Friday, June 23, 2006

The Real Problem With Computers

You know what the real problem is with working on computers? It's not that I'm starting to develop a beer shelf starting just above my waist, and it's not the creeping carpal tunnel that's starting to make the tips of my fingers. It's not the glaze that forms over my eyes from staring at one space on the screen to long, nor is it the fact that I spend half my day deleting spam.
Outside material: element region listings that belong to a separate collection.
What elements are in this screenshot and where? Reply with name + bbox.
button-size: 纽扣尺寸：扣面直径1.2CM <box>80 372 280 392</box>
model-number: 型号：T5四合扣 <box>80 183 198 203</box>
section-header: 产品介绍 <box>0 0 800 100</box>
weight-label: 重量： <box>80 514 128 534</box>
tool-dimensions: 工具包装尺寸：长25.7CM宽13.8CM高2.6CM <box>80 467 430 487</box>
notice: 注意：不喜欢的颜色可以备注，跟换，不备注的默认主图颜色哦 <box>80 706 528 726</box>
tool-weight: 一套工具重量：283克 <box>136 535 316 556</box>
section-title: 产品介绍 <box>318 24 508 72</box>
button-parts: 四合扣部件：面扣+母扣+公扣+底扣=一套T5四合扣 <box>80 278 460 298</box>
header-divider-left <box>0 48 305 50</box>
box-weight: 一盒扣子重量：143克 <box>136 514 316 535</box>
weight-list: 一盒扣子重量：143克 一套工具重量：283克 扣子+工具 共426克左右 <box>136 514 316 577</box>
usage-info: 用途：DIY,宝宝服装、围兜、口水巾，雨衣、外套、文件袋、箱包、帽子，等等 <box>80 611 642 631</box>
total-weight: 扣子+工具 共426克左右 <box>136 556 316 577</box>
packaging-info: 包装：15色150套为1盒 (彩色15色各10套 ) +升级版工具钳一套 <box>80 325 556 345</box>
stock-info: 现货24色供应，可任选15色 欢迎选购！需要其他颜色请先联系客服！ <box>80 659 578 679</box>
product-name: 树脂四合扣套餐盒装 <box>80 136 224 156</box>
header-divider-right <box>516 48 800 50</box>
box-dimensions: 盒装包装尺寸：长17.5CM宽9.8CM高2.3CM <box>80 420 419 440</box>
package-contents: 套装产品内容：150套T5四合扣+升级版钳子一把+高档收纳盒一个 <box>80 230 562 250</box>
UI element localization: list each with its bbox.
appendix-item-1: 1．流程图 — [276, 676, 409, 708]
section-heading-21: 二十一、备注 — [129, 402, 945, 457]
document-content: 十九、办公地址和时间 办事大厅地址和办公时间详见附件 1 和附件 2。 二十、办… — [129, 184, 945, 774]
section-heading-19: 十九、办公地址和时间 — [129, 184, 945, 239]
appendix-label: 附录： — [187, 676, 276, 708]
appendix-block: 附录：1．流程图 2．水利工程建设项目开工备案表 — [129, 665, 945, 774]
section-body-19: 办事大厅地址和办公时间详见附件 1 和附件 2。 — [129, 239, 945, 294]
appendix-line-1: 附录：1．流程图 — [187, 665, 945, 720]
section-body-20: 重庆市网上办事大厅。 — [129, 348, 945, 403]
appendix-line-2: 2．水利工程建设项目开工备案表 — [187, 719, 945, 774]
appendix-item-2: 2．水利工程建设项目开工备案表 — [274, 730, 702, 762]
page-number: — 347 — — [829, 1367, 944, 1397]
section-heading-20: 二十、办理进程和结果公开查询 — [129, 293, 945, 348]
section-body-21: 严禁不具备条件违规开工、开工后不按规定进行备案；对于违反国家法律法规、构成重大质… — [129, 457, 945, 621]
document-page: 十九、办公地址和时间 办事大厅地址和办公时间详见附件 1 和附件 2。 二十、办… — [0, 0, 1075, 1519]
Nope. None of these things actually bother me. Beer shelf? Convenient for holding beers, and also helps me float better in the water. Carpal? Fuck it, I don't need the tips of my fingers for anything but typing anyways, and possibly throwing a knuckleball. My knuckleball always sucked anyways. The glaze forming over my eyes as I write this? Cured, mostly, by new glasses perscriptions and high-test coffee. Spam? If nothing else, you have to wonder at the absolute morons that must fall for some these. I mean, they must work, right? Otherwise why would people keep doing them?

The real problem with computers is the clock in the top right hand corner of my screen. It's always there. I always know what time it is, and I always know exactly how much longer I have to stay in my chair before I can leave with a clean conscience.

I don't want to know time it is! I don't wear a watch for this reason! I don't have an alarm clock next to bed anymore, largely because I spent, quite simply, disgusting amounts of time lying there watching 1:00 turn into 2:00 turn into 3:00 turn into... You get the idea.

Same thing for work. I find myself, all the time, simply glaring at the clock willing it to change from 2:48 to 2:49. For example, it has now been 2:48 for approximately three hours. Life would be so much easier if I could look up and see, well, French Hookers. That would make everything better.

OK, I gotta get back to clock-watching now, I'm almost within an hour of leaving for the weekend. Just like I have been for the past three hours.

3 comments:

Anonymous said...

Instead of clock watching I talk wiffle ball with my roommates via email, and flirt with the chick in HR. I've found that makes the day go MUCH faster.

Anonymous said...

Yeah, the gf would love if I started flirting with chicks in HR.

Anonymous said...

Hey, that is my solution. Sounds like you're going to have to find your own.